Outro problema é que a cerveja fazia parte dos produtos que costumavam estar em falta. Para poder comprá-la, era preciso fazer fila horas antes da entrega.
Muitos já se esqueceram de que, antes da Revolução Russa, o país produzia uma das melhores cervejas da Europa. No início do século 19, a Rússia tinha duas escolas de formação de fabricantes de cerveja. Várias grandes cervejarias fundadas na época ainda sobrevivem em São Petersburgo. É o caso da Stepan Razin, que acaba de abrir um museu da cerveja.
O fenômeno dos últimos anos é o sucesso fulgurante da cervejaria Baltika, na região de São Petersburgo. Criada em 1991 por um consórcio escandinavo, ela já domina 30% do mercado moscovita.

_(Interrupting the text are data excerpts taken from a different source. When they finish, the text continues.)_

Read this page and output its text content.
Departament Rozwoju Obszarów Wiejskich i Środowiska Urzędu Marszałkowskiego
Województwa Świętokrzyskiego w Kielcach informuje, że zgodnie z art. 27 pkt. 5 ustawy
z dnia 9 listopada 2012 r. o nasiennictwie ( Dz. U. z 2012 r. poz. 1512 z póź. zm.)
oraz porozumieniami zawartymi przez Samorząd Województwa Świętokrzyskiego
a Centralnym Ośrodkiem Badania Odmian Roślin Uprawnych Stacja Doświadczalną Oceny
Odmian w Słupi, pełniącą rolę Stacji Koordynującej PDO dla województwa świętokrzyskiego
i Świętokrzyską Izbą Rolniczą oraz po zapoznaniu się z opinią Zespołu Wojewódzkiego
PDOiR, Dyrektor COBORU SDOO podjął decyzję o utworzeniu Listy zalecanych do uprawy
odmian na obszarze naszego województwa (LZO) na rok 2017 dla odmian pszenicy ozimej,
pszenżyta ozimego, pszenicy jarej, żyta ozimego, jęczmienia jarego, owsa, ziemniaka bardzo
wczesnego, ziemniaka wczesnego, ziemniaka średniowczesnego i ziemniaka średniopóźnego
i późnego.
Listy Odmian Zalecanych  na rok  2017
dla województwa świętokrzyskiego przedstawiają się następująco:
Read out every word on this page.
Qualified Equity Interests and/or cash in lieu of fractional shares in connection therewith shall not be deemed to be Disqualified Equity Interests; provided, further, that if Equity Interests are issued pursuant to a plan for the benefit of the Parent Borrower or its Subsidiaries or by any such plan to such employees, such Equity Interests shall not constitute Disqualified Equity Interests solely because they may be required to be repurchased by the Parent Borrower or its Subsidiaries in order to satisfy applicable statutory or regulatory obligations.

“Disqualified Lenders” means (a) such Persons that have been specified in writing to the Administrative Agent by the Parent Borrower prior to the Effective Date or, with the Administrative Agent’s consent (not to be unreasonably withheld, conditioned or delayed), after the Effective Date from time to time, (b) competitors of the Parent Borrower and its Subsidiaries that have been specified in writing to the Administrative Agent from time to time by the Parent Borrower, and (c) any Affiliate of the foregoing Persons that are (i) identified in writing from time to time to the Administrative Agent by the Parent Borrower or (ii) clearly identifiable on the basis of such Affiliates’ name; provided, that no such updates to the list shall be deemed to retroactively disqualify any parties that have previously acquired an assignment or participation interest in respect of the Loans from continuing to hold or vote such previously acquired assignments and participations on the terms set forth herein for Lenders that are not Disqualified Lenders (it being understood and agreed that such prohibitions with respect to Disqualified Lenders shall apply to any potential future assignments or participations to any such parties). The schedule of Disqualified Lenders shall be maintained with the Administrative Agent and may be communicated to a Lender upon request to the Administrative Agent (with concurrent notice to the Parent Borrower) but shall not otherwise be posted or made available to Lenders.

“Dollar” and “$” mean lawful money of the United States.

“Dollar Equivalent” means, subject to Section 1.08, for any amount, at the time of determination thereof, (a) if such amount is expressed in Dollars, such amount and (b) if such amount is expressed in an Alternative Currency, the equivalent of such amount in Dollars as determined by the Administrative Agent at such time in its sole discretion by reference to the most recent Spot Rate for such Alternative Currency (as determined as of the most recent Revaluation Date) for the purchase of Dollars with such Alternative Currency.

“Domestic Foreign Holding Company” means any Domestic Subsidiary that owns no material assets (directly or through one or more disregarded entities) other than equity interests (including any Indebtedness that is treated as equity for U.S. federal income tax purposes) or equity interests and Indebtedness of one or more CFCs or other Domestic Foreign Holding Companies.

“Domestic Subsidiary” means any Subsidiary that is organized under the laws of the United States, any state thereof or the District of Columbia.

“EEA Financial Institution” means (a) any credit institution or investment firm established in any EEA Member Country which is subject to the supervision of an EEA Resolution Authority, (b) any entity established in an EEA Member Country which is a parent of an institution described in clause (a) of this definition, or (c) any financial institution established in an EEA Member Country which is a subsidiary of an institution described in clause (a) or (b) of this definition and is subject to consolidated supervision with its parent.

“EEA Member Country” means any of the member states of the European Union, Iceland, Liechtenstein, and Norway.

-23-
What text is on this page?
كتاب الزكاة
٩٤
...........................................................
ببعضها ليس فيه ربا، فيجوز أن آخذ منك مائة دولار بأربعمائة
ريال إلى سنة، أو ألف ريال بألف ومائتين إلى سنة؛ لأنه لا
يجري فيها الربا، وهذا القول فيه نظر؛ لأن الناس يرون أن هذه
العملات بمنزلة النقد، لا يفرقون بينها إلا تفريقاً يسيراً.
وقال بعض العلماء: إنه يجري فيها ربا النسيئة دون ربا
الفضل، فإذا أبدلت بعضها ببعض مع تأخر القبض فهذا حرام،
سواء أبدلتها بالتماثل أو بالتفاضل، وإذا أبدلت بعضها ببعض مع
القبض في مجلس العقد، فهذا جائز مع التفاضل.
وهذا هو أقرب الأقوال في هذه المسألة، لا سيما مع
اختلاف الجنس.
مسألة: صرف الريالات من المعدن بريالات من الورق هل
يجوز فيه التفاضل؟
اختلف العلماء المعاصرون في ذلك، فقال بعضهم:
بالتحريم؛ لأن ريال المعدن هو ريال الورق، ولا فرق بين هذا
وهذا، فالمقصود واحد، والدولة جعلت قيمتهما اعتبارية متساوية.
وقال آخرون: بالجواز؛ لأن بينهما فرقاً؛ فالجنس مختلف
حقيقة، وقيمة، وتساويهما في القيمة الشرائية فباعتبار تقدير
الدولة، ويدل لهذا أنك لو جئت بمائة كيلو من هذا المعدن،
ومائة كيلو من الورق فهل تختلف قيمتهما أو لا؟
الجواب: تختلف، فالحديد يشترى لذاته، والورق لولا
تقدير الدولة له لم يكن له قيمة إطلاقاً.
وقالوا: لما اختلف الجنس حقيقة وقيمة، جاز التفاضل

A indústria da cerveja é um dos poucos setores atraentes para os investidores estrangeiros na Rússia. O retorno sobre o investimento é rápido.
Apesar disso, o lobby pró-cerveja ainda está em seus primórdios. Alguns cantores e atores militam nele, mas poucas figuras públicas. Os políticos ainda preferem a vodca. O ultranacionalista Vladimir Jirinovski produz sua própria marca de vodca, e as preferências de Ieltsin, antes de sua cirurgia cardíaca, eram conhecidas.